JMF: We have a lot to talk about. Youth ministry is a dynamic area, and you have some challenging things to say that are significant for facing what the church is up against in today’s world. I wanted to read from page 15 of Revisiting Relational Youth Ministry, your first book: Ministry, then, is not about ‘using’ relationships to get individuals to accept a ‘third thing,’ whether that be conservative politics, moral behaviors, or even the gospel message. Rather, ministry is about connection, one to another, about sharing in suffering and joy, about persons meeting persons with no pretense or secret motives.
What are you driving at here?
AR: The whole book, as you mentioned, revolves around that point. That point was born in my own experience. It was right around this area, in a church here in southern California that I was invited to be part of a youth ministry. It was at a large Presbyterian church, kind of a classic youth ministry.
One Wednesday night, for no particular reason, some kids from the neighborhood that surrounded the church showed up on the church steps. The church saw this as serendipitous and a wonderful opportunity. So not knowing what to do or how to do ministry with these young people, they decided to throw money at the problem, which probably happens too often in churches, and I was the benefactor of that. It became my job.
I was hired to bridge these two worlds, between the kind of classic youth ministry and the church kids, and then the kids in the neighborhood. I was invited to be part of this and to take this job because I had worked for Young Life and supposedly knew what I was doing when it came to building relationships with young people. It took myself and the team of people that I worked with about two or three weeks to realize we had no idea what we were doing.
We had been taught, and we had read all sorts of youth ministry literature, and we had done a lot of youth ministry, and we were some of the best, smartest, good-looking youth workers that we knew about. It took us, again, like two weeks to realize we had no clue what we were doing.
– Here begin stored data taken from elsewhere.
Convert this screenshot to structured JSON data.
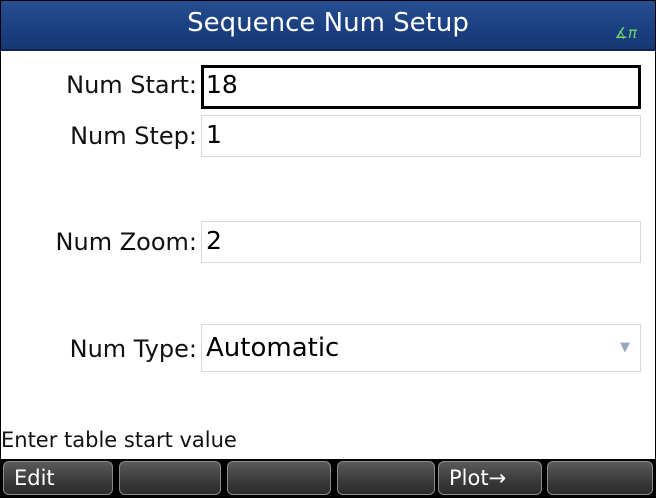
{
  "titlebar": {
    "title": "Sequence Num Setup",
    "angle_mode_icon": "angle-radians-icon",
    "angle_mode_text": "∡π"
  },
  "fields": {
    "num_start": {
      "label": "Num Start:",
      "value": "18"
    },
    "num_step": {
      "label": "Num Step:",
      "value": "1"
    },
    "num_zoom": {
      "label": "Num Zoom:",
      "value": "2"
    },
    "num_type": {
      "label": "Num Type:",
      "value": "Automatic",
      "arrow": "▼"
    }
  },
  "status": {
    "text": "Enter table start value"
  },
  "softkeys": [
    {
      "label": "Edit"
    },
    {
      "label": ""
    },
    {
      "label": ""
    },
    {
      "label": ""
    },
    {
      "label": "Plot→"
    },
    {
      "label": ""
    }
  ],
  "colors": {
    "title_bar": "#1f4689",
    "angle_icon": "#6fd36a",
    "focused_border": "#000000",
    "softkey_bg": "#3c3c3c"
  }
}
We had been taught that all you had to do was try to be friends with these kids and that kids wanted relationships with adults, and that through your relationship with a young person, you could lead them into the church or to accept Jesus or to avoid immoral behavior, or that there would be a way that you could use your relationship to get young people somewhere positive, somewhere good.
The kids we were working with that showed up on the church steps this night were not so easy to influence. They had this incredibly genius way (that was slightly diabolical) of keeping adults at a distance. We would get close to them, and they had a way of either questioning our sexuality or questioning our motives or assuming that we would make a scene, that we were going to do something to them.
It became difficult to figure out how do you do ministry?